On Wednesday, the Bureau of Labor Statistics stated that the United States consumer prices index rose 3% in June, lower than analysts’ expectations of 3.1%. Moreover, it was the lowest increase since March 2021. Despite the signs of easing inflation, analysts are projecting the Federal Reserve of the United States to increase interest rates one more time. Higher interest rates could deter economic growth, thus hurting equity markets.
Given the uncertain outlook, investors can buy the following two monthly paying dividend stocks to earn a stable passive income.
Pizza Pizza Royalty
Pizza Pizza Royalty (TSX:PZA) is a Canadian-based company that operates Pizza Pizza and Pizza 73 brand restaurants. It has adopted a highly franchised business model, with most restaurants operated through franchisees. The company collects royalties from these franchisees based on their sales. So, rising prices and wage inflation will not hurt its financials. Meanwhile, increasing menu prices to compensate for rising prices could boost its royalty income.

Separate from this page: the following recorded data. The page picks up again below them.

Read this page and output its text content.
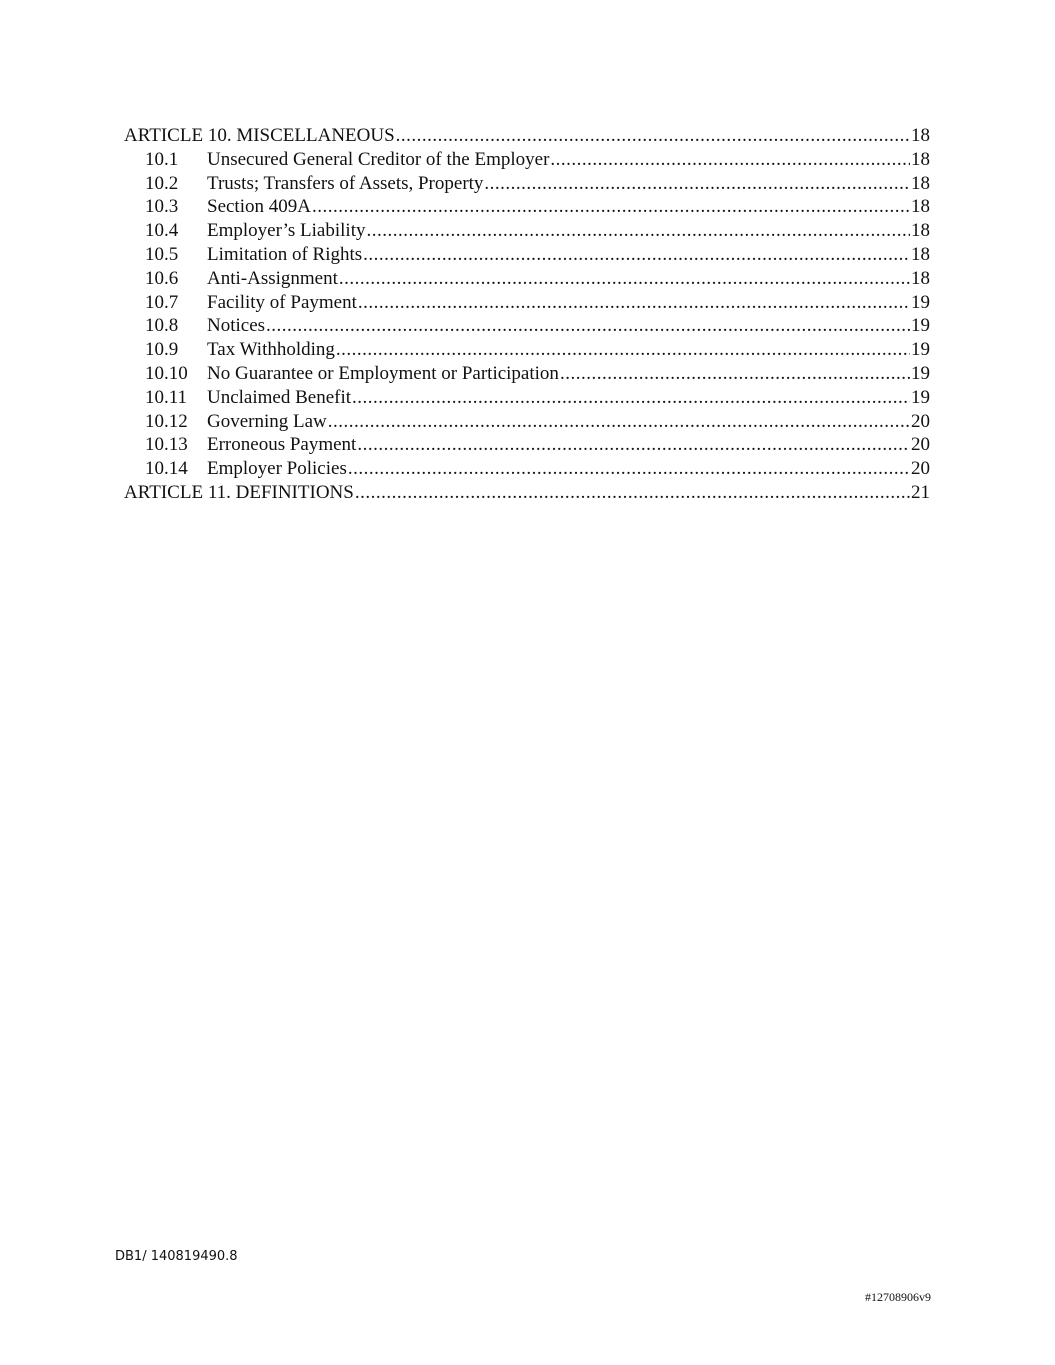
ARTICLE 10. MISCELLANEOUS .....	18
10.1	Unsecured General Creditor of the Employer .....	18
10.2	Trusts; Transfers of Assets, Property .....	18
10.3	Section 409A .....	18
10.4	Employer’s Liability .....	18
10.5	Limitation of Rights .....	18
10.6	Anti-Assignment .....	18
10.7	Facility of Payment .....	19
10.8	Notices .....	19
10.9	Tax Withholding .....	19
10.10	No Guarantee or Employment or Participation .....	19
10.11	Unclaimed Benefit .....	19
10.12	Governing Law .....	20
10.13	Erroneous Payment .....	20
10.14	Employer Policies .....	20
ARTICLE 11. DEFINITIONS .....	21
DB1/ 140819490.8
#12708906v9
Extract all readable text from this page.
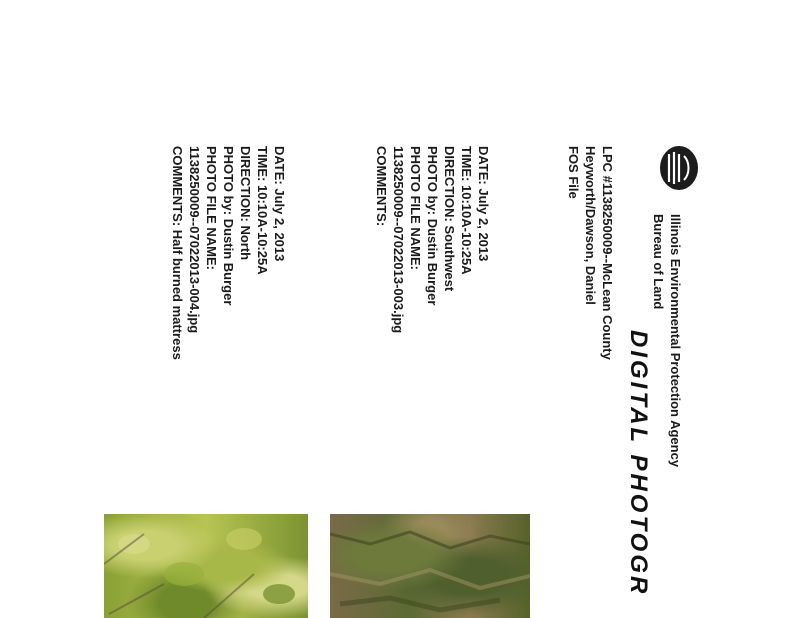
Illinois Environmental Protection Agency
Bureau of Land
DIGITAL PHOTOGR
LPC #1138250009--McLean County
Heyworth/Dawson, Daniel
FOS File
DATE: July 2, 2013
TIME: 10:10A-10:25A
DIRECTION: Southwest
PHOTO by: Dustin Burger
PHOTO FILE NAME:
1138250009--07022013-003.jpg
COMMENTS:
DATE: July 2, 2013
TIME: 10:10A-10:25A
DIRECTION: North
PHOTO by: Dustin Burger
PHOTO FILE NAME:
1138250009--07022013-004.jpg
COMMENTS: Half burned mattress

In the recently reported first-quarter performance, Pizza Pizza Royalty’s royalty income grew by 15.3% amid same-store sales growth of 13.6% and a net addition of 18 restaurants. Increased consumer visits and average cheque size drove the company’s same-store sales growth. Reopening of non-traditional restaurants, value messaging, and promotional activities drove traffic. Supported by its strong performances over the last few quarters, the company has raised its dividends seven times since April 2020. Meanwhile, the company currently pays a monthly dividend of $0.075/share, translating its dividend yield to 6.06%.
Notably, the uptrend in the company’s financials will continue. The popular pizza chain plans to increase its restaurant count by 3-4% this year. Adding new restaurants and positive same-store sales growth could grow its royalty income, thus allowing it to continue paying dividends at a healthier rate. Besides, it trades at an attractive NTM price-to-sales multiple of 0.8, making it an attractive buy for income-seeking investors.
Northland Power
Second on my list would be Northland Power (TSX:NPI), which develops and operates clean energy infrastructure worldwide. It currently owns or has an interest in power-generating facilities with a total production capacity of 3 gigawatts. The company has been under pressure this year, losing over 26% of its stock value. The increase in operating expenses amid an inflationary environment, weak quarterly performances, and rising interest rates appear to have dragged the company’s stock price down. Amid the pullback, the company trades at 1.6 times its book value, which looks attractive.
Despite the near-term volatility, the renewable energy sector offers excellent growth prospects. McKinsey projects global electricity generation from solar and on- and off-shore wind projects to triple between 2021 and 2030, thus expanding the addressable market for Northland Power.
Meanwhile, the company has a well-diversified 20 gigawatts in the project pipeline. Of these projects, 60% are off-shore, 25% solar, 5% on-shore, and 10% others. Besides, 40% of these projects are in Europe, 30% in North America, 25% in Asia, and 5% in Latin America. These diversified projects could boost the company’s financials in the coming years. Besides, the company is evaluating its asset portfolio and divesting of low profitability assets, which could strengthen its financial position.
Notably, Northland Power has been paying dividends uninterruptedly since 1998. It currently pays a monthly dividend of $0.10/share, with its yield at 4.48%. Considering all these factors, I believe Northland Power would be an ideal buy to boost your passive income.